Blade maker predicts slow down

The major manufacturer of rotor blades for the wind industry, Denmark's LM Glasfiber, expects to lose market share in the short term, but over the long term to retain its traditional 40% of all blades sold. Presenting its annual accounts for 2002 last month, the company reported an improvement in turnover of 6% to DKK 2889 million and profit before tax of DKK 668 million compared with DKK 539 million in 2001. The better results are mainly a result of business on the Spanish market and rationalisation of production.

In 2003 and 2004, LM is predicting that the global wind market will grow by just 10%, considerably less than the predictions of other industry members -- and only a third of the wind market growth experienced in the past five years. For 2003, the company is budgeting with a fall in turnover of 5-8% and a profit margin of 20-22%.

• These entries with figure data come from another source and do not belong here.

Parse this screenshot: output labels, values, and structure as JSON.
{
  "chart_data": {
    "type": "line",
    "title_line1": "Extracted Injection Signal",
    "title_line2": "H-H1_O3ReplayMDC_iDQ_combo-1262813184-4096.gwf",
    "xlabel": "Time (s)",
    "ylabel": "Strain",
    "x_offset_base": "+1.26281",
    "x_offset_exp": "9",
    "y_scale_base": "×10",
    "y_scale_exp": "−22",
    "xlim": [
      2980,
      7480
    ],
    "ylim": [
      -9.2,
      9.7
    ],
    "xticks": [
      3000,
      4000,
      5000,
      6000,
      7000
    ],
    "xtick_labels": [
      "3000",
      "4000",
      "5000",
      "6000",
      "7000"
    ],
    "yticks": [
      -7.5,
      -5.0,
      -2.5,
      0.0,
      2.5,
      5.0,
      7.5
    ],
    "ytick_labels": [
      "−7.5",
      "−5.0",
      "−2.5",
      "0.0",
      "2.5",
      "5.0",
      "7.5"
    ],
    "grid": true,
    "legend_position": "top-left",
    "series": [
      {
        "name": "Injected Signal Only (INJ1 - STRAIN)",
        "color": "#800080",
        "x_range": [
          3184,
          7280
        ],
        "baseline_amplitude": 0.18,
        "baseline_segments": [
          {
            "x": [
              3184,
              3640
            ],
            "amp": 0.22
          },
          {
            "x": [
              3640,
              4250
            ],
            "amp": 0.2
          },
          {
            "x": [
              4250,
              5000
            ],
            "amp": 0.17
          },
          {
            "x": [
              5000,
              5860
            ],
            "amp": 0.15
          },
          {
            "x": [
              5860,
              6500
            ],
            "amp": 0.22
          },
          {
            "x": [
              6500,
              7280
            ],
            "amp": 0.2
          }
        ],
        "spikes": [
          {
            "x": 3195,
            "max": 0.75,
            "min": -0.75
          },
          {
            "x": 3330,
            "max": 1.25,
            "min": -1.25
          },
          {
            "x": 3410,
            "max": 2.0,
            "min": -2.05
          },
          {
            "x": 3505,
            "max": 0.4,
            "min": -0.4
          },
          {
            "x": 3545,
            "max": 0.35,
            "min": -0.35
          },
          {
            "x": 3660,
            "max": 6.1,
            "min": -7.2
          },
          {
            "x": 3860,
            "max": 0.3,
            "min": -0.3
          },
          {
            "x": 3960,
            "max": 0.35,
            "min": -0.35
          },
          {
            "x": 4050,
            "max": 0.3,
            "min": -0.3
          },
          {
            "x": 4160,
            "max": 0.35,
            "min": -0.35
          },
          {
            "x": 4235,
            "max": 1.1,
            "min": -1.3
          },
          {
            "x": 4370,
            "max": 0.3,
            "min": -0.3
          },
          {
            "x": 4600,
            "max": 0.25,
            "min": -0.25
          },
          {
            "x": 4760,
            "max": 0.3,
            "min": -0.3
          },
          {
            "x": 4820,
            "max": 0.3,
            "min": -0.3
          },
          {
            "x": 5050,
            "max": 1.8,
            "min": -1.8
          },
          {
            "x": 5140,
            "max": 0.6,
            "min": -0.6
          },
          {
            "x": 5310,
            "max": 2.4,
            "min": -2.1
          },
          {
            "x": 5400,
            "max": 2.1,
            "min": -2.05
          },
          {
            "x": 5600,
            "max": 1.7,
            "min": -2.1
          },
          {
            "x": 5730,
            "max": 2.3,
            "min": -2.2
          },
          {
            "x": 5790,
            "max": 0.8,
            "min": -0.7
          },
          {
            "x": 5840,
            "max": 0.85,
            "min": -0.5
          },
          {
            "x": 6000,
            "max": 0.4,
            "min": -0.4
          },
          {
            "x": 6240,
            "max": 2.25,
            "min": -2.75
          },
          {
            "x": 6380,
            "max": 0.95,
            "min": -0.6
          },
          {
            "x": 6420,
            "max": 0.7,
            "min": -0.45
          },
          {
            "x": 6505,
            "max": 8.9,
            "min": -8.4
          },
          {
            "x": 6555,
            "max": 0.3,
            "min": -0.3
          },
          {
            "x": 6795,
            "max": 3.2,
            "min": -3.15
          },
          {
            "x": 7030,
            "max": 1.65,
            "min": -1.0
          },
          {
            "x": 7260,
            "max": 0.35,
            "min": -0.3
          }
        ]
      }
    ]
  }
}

The drop in turnover is not a result of dwindling sales, but of expected cuts in production costs after the introduction of new technology and new blade designs, leading to a rationalised use of material and lower blade weights. LM's new 54 metre blades, soon to be on the market, will be 50% lighter than those of their competitors, says the company. Product development includes work on a 61.5 metre blade for a 5 MW turbine.

LM Glasfiber operates 11 factories in five countries, although it has just closed one of its facilities in Denmark. Reduced demand for the smaller blades made in these factories is the reason for the closures, says LM's Anders D Christensen, along with an expected stagnation of the Danish wind turbine market. Blades from LM Glasfiber are employed on turbines produced by around 20 companies, with Vestas, which makes its own blades, the most notable exception. Six companies make up around 90% of LM's market.